Des conférences engagées

Le mardi 19 fut consacré à la réflexion. 10 conférenciers sont intervenus pour parler successivement de la souveraineté nationale, de la souveraineté alimentaire, de l’accaparement des terres et de la réforme agraire intégrale, des conditions d’exploitation dans les mines, et enfin de la participation des femmes et des jeunes dans le changement social.


Michel Soukar et Michèle Pierre Louis ont ouvert la série de conférence avec une intervention sur la souveraineté nationale en Haïti. L’occasion de rappeler les moments clé de l’histoire de l’indépendance du pays et de réfléchir sur les perspectives d’avenir pour Haïti dans le nouveau système mondial. La souveraineté nationale est née avec l’indépendance, indépendance qu’Haïti a payée cher (embargo commercial, dettes…). A partir du 21e siècle la question de la souveraineté fait face à de nouveaux questionnements avec les grands marchés communs, les nouvelles technologies et l’interconnexion (surtout économique) permanente entre tous les pays du monde. Le pouvoir aujourd’hui n’est plus aux mains des chefs politiques mais aux mains des grosses entreprises mondiales. Pour Michel Soukar, « on ne peut pas réécrire l’Histoire, mais on peut décider comment écrire la suite. »
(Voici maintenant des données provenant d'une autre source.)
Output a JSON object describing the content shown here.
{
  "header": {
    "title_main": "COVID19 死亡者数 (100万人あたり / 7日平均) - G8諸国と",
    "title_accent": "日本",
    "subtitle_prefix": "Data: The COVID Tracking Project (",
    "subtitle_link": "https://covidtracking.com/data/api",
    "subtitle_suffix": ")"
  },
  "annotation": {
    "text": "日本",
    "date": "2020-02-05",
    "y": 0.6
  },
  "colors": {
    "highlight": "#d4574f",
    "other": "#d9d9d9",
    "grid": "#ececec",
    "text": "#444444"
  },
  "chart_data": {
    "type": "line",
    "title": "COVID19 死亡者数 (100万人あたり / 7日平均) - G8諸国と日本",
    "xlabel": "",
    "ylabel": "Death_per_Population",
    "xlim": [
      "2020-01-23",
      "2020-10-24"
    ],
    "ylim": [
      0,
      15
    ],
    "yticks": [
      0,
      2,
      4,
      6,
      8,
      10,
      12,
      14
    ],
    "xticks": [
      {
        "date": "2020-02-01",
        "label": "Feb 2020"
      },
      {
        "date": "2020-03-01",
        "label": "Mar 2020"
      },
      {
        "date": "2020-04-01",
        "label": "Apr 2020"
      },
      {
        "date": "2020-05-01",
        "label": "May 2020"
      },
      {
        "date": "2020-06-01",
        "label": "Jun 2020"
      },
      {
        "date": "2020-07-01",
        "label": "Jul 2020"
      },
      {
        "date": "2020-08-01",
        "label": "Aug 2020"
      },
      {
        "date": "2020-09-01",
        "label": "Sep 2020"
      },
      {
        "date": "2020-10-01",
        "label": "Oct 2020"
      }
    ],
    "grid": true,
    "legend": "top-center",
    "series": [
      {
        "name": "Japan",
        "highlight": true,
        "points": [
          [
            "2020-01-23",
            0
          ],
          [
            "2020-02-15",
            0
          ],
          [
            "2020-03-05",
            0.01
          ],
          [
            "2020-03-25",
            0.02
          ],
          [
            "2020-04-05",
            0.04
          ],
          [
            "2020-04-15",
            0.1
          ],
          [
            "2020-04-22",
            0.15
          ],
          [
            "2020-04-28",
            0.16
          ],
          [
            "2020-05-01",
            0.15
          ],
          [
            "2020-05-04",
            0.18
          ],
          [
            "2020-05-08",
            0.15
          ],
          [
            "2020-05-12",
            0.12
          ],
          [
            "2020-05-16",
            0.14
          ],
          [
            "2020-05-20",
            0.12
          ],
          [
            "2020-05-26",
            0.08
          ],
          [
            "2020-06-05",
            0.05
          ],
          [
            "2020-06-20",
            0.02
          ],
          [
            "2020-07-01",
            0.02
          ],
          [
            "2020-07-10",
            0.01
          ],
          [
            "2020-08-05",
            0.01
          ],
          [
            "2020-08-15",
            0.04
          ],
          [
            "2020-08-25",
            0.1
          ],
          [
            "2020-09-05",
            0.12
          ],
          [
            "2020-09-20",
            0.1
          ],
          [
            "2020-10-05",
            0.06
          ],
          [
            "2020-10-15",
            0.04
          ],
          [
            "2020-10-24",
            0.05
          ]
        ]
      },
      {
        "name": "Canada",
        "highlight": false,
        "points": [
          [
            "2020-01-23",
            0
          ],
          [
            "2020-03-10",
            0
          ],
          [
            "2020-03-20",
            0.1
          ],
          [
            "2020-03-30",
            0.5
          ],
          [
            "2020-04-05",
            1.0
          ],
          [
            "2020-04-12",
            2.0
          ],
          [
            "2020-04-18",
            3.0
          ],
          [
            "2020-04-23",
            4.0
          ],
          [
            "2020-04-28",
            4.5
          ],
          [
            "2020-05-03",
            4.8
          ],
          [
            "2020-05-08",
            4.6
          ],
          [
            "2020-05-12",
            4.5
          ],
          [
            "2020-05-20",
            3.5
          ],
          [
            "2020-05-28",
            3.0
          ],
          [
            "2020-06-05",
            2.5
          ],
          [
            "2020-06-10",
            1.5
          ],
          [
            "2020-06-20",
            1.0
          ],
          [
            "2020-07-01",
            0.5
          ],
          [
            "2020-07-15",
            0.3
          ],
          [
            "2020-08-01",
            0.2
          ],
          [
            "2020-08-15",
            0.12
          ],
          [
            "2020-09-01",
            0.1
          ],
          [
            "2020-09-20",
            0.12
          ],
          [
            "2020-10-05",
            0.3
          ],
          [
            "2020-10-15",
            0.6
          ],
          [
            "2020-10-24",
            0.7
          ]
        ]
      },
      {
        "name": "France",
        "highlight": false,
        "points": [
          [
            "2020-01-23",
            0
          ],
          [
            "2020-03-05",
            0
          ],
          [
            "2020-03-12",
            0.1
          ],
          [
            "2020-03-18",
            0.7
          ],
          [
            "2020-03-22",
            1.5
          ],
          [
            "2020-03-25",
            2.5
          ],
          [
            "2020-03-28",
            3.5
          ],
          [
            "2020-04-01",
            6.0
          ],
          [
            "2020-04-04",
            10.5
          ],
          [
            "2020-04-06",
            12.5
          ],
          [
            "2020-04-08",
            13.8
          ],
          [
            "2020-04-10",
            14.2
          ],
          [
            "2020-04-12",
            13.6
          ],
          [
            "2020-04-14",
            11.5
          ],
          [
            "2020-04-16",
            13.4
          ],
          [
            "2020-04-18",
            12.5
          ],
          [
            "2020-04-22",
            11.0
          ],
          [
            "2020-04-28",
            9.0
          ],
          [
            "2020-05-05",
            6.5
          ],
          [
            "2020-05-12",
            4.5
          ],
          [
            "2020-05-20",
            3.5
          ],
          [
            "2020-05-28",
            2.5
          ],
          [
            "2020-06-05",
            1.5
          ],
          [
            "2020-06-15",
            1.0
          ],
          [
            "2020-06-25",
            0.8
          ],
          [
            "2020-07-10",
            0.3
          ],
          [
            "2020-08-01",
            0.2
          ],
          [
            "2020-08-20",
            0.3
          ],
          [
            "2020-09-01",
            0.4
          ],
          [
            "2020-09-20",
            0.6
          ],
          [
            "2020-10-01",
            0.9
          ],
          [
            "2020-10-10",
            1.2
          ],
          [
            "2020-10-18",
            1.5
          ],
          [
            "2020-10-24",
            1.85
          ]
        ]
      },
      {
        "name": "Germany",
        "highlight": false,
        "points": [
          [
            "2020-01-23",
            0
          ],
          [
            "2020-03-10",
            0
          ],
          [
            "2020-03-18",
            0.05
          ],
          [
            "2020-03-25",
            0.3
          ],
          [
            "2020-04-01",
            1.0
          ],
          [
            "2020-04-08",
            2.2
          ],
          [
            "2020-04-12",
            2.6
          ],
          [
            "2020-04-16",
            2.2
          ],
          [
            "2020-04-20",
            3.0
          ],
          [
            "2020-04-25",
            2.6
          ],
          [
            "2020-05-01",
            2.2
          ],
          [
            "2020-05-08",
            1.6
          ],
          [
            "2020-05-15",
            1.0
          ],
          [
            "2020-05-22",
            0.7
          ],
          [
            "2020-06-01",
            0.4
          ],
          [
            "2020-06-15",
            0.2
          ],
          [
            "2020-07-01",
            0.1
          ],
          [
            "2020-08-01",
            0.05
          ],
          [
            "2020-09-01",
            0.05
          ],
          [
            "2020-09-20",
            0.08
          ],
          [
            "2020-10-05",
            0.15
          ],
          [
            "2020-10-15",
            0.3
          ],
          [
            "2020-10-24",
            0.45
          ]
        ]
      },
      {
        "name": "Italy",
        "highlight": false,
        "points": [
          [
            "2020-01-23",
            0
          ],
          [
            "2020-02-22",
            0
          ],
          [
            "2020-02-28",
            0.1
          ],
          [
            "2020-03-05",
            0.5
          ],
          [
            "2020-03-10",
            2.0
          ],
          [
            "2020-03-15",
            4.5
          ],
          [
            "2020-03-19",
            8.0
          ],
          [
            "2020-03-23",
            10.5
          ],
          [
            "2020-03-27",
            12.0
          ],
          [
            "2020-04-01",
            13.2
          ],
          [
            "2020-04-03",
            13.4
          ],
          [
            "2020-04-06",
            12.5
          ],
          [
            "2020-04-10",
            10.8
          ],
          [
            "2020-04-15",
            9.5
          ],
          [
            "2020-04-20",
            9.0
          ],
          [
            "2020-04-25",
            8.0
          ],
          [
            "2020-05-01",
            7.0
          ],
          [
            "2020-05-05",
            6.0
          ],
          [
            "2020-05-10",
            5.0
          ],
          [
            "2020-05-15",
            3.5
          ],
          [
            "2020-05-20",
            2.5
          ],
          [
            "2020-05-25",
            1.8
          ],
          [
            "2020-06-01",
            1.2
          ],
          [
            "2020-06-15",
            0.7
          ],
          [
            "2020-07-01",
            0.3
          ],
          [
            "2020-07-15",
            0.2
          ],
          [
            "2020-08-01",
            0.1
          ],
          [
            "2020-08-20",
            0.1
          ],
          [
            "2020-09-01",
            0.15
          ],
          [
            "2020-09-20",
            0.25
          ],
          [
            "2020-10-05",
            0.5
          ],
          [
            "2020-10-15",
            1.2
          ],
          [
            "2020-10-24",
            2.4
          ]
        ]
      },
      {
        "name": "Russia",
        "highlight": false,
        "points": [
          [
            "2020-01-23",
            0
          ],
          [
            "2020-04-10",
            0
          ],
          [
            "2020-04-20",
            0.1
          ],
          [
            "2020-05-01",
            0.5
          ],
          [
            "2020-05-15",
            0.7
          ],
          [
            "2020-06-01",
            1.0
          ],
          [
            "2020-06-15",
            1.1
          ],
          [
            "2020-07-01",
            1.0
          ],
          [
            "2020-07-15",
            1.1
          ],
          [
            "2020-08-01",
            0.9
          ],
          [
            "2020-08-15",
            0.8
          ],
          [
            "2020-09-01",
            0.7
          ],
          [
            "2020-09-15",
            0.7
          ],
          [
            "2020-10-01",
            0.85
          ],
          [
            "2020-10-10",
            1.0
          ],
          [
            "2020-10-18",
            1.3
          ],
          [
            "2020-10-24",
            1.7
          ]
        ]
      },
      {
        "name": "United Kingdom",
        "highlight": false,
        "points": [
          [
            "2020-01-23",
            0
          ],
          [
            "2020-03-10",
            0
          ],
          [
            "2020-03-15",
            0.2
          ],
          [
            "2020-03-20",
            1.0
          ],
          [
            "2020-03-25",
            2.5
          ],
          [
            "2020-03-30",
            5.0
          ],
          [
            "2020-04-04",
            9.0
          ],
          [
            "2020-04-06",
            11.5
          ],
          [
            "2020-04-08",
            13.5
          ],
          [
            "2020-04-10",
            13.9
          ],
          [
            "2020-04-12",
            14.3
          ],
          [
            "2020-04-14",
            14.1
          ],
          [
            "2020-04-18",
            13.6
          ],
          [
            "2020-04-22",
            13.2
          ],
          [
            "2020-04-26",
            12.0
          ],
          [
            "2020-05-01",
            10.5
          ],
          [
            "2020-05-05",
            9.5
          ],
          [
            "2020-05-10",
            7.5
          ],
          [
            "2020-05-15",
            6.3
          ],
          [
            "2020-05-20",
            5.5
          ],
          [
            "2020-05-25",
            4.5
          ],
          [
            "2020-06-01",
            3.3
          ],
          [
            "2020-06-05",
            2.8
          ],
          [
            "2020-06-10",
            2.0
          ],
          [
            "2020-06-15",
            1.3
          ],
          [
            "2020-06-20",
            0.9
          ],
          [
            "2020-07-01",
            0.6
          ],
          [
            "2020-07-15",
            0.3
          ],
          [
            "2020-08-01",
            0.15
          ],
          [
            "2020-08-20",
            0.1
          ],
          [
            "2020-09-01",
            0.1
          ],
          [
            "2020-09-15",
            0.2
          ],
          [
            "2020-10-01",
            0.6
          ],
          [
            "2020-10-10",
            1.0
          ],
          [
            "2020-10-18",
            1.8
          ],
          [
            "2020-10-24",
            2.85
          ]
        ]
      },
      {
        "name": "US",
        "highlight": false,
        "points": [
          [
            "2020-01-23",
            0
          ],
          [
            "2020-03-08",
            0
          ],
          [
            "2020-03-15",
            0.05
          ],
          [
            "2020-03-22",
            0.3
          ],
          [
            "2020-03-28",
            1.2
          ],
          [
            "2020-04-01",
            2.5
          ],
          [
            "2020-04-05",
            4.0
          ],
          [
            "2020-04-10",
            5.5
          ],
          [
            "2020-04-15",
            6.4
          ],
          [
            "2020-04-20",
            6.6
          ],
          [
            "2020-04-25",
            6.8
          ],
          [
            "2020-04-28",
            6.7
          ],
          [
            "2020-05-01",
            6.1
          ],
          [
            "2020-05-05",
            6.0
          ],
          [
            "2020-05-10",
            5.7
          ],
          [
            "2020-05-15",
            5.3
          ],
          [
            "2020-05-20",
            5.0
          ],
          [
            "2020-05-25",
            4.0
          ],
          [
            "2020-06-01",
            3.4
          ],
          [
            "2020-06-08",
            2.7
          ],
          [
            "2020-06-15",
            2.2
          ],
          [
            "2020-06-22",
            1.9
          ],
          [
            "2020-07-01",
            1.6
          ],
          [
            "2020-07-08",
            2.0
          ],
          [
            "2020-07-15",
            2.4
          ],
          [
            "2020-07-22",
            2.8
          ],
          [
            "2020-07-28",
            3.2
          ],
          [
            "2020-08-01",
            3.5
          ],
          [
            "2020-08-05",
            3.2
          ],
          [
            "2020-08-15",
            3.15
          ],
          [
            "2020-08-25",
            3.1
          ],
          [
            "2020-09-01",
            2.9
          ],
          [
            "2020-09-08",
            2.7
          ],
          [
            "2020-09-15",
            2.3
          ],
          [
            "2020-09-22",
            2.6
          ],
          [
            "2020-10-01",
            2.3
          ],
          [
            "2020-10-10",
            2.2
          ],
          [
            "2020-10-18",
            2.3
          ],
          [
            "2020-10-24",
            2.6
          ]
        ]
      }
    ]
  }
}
Jean-Baptiste Chavannes a ensuite parlé de la souveraineté alimentaire et a rappelé l’importance du rôle des paysans et de l’agriculture biologique pour nourrir un pays. « C’est le rôle des paysans de produire et donner la vie. »

Puis ce fut au tour de João Pedro Stedile du MST, de l’économiste Camille Chalmers et du directeur national de l’institut de la réforme agraire en Haïti (INARA) de réfléchir au problème de l’accaparement des terres. Quel type de réforme agraire nous faut-il ? Les intervenants ont fait de nombreuses propositions, telles que garantir l’accès à la terre aux paysans, préserver la terre (sans produits chimiques), parvenir à l’autosuffisance dans la production, une meilleure conservation de l’eau. « L’objectif de la réforme agraire est de donner le contrôle de la terre aux paysans. » Pour Camille Chalmers, il est important de connaître les offensives menées contre les paysans pour pouvoir les combattre. Partout, les multinationales récupèrent les terres. Actuellement en Haïti les projets dominants sont l’axe « open to business », qui est la porte ouverte aux investissements étrangers, le tourisme de luxe, et les zones franches qui sont toujours sur les zones les plus fertiles (privatisations). La difficulté selon lui, c’est que « les mouvements paysans sont souvent localisés et n’ont jusque là pas réussi à tisser des alliances stratégiques avec les autres secteurs. »

Un témoignage sur l’exploitation minière en République Dominicaine et en Haïti a ensuite beaucoup touché le public. Il existe officiellement 7 sites d’exploitation minière, 6 en République Dominicaine et 1 en Haïti, mais il y en a en réalité beaucoup plus. Pour chercher l’or non visible, les compagnies utilisent des produits chimiques comme le plomb, le mercure, ou encore le cyanure. Ces méthodes d’exploitation ont des conséquences désastreuses sur l’environnement (l’extraction de 4 g d’or produit 20 tonnes de déchets toxiques) et surtout sur la population (contamination de l’eau, maladies graves, malformations, mort). Actuellement le président Martelly a déjà signé 3 contrats d’exploitation avec des sociétés minières…

Colette Lespinasse et Danielle Magloire ont ensuite rappelé que les femmes en Haïti travaillent beaucoup et souvent dans de mauvaises conditions. Elles ont aussi souligné les inégalités qui existent encore entre hommes et femmes notamment dans le partage des tâches ménagères et dans le partage des terres familiales. Mais elles rappellent surtout qu’ « il n’y a pas de changement possible en Haïti sans les femmes ! »
Anna , une jeune dominicaine, et Annette, une jeune haïtienne, ont quand à elles réaffirmer la nécessité pour les jeunes d’être fiers d’être paysan, et de se former politiquement et économiquement pour faire évoluer les choses. Les jeunes ont des outils de communication comme les portables ou facebook, qui ont déjà fait la preuve de leur efficacité lorsqu’ils sont utilisés pour se soulever et s’organiser. Annette résume ainsi : « Un jeune est comme une mangue, il lui faut grandir et murir, pour pouvoir prendre des décisions pour le pays. Il a donc besoin d’encadrement, d’éducation. Il faut un projet de société pour que le changement soit possible. »

Cette journée a était riche en connaissance, et en échanges, car chaque intervention était suivie des réactions et des questions des participants pour approfondir les débats. Mercredi, la journée se déroulera aussi sous le signe de la réflexion : 30 groupes débattront et réfléchiront sur les conférences du mardi.